In the end, only the General of the Gold Army remained atop the cliffs. Below, the Marshal whom the Sage had once called brother lay half-submerged in the shallows, small waves lapping at pitted golden armor. The Marshal had tried to talk before, but now he was quite firmly unconscious.
The Sage drew a blunt-tipped steel dagger from his sleeve. Lightly etched glyphs in the mystical language of the Northern Sages shimmered along the center of the blade: “1095 carbon steel.” This blade had once tasted his own flesh and blood, plunged between his ribs and deep into his lung. He pressed a hand to his chest, dispelling the echo of that old pain. It was only fitting that he returned the dagger to its owner in the same manner. The Sage cut the knotted straps holding together the Marshal’s armor, removing the multi-layered metal shell from the flesh beneath. Without a full suit of armor, the Marshal looked just as mortal and harmless as the Sage himself.
The Sage held the knife vertically over the Marshal’s heart, gripping it with both hands. The tip hovered mere inches from the outermost leather vest. The Sage took one last look at the Marshal’s face, that perfect mirror of his own. Once bound in duty, forever following the will of a dying star, even unconsciousness could not erase the determination from that furrowed brow.
The Sage’s hands trembled, caught with a hesitation he dared not dismiss.
“You did not even wrong me once. How can I betray you twice?”
The Sage hurled the knife into the river, where it slipped below the dark waves with hardly a ripple. The stream flowed on, unaffected by the turmoil in the one sitting beside it. Releasing a shaky sigh, the Sage took off his pack and retrieved a case of medical supplies. He bound the Marshal’s most severe wounds, displacing cloth and leather layers where necessary for better access. When all stitches and bandages were placed, the Sage gathered the remaining medical supplies into his pack.
A vial of dark liquid tumbled out of a side pocket, and the Sage paused. This vial contained a potent anesthetic. In small doses, it dulled the senses to ease pain.
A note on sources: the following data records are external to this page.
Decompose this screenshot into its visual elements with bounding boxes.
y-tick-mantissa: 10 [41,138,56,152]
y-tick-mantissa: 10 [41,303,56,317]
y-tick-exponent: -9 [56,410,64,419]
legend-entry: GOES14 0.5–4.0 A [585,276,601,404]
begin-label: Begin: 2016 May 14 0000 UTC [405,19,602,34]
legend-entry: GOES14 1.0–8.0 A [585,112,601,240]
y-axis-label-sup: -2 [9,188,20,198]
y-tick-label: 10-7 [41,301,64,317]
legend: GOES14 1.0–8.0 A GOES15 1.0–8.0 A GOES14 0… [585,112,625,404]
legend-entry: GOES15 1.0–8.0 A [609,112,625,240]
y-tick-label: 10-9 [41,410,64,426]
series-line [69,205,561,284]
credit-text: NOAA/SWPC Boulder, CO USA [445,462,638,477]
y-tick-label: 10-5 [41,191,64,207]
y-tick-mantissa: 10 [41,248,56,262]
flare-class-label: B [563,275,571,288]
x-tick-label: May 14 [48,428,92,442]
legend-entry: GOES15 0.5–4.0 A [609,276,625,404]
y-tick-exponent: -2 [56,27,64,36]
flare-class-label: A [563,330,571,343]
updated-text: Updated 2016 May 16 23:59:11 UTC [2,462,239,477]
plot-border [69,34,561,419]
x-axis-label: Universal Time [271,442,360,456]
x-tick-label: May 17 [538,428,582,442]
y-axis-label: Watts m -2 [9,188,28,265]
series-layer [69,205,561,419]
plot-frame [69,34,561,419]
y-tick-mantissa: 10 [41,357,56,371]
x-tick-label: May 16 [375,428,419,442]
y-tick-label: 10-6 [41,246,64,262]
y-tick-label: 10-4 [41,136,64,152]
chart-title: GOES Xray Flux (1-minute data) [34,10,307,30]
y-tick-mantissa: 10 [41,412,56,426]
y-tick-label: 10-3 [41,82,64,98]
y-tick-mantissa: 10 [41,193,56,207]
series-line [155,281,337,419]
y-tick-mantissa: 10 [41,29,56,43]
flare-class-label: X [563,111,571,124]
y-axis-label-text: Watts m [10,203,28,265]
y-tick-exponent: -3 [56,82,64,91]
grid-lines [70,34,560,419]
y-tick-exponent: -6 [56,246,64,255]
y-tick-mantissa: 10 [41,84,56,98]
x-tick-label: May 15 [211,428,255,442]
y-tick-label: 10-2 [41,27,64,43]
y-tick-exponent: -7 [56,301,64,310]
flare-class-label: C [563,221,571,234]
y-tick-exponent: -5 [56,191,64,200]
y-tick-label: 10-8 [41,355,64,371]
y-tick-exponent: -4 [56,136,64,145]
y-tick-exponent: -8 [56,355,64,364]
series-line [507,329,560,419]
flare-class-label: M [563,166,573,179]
However, doctors avoided using this serum in large quantities, since overdosing could cause permanent memory loss. Most doctors would not even carry enough to fill an entire vial, but the Sage had packed this quantity in anticipation of treating an entire battle’s worth of wounds. Instead, he had saved only a few dozen soldiers before finding the Marshal.
“Forgive me.”
The Sage administered the contents of the vial. Even while unconscious, the troubled lines of the Marshal’s face softened into tranquility as the burden of decades unraveled. If not for the eyes, the Sage and Marshal could have been the same in every way. Yet now one had lost his ability to fight, while the other would lose his will to fight. The Sage sighed, seeing his deepest desire echoed in the peace of those identical features.
“It is better if you do not know; better yet if you had never known. I envy you this future, brother: it is the highest luxury to live without the burden of past regrets.”
The Sage pushed the Marshal into the river, and the waters frothed and boiled around the body. The Marshal slowly floated downstream, carried toward the sea by the restless currents.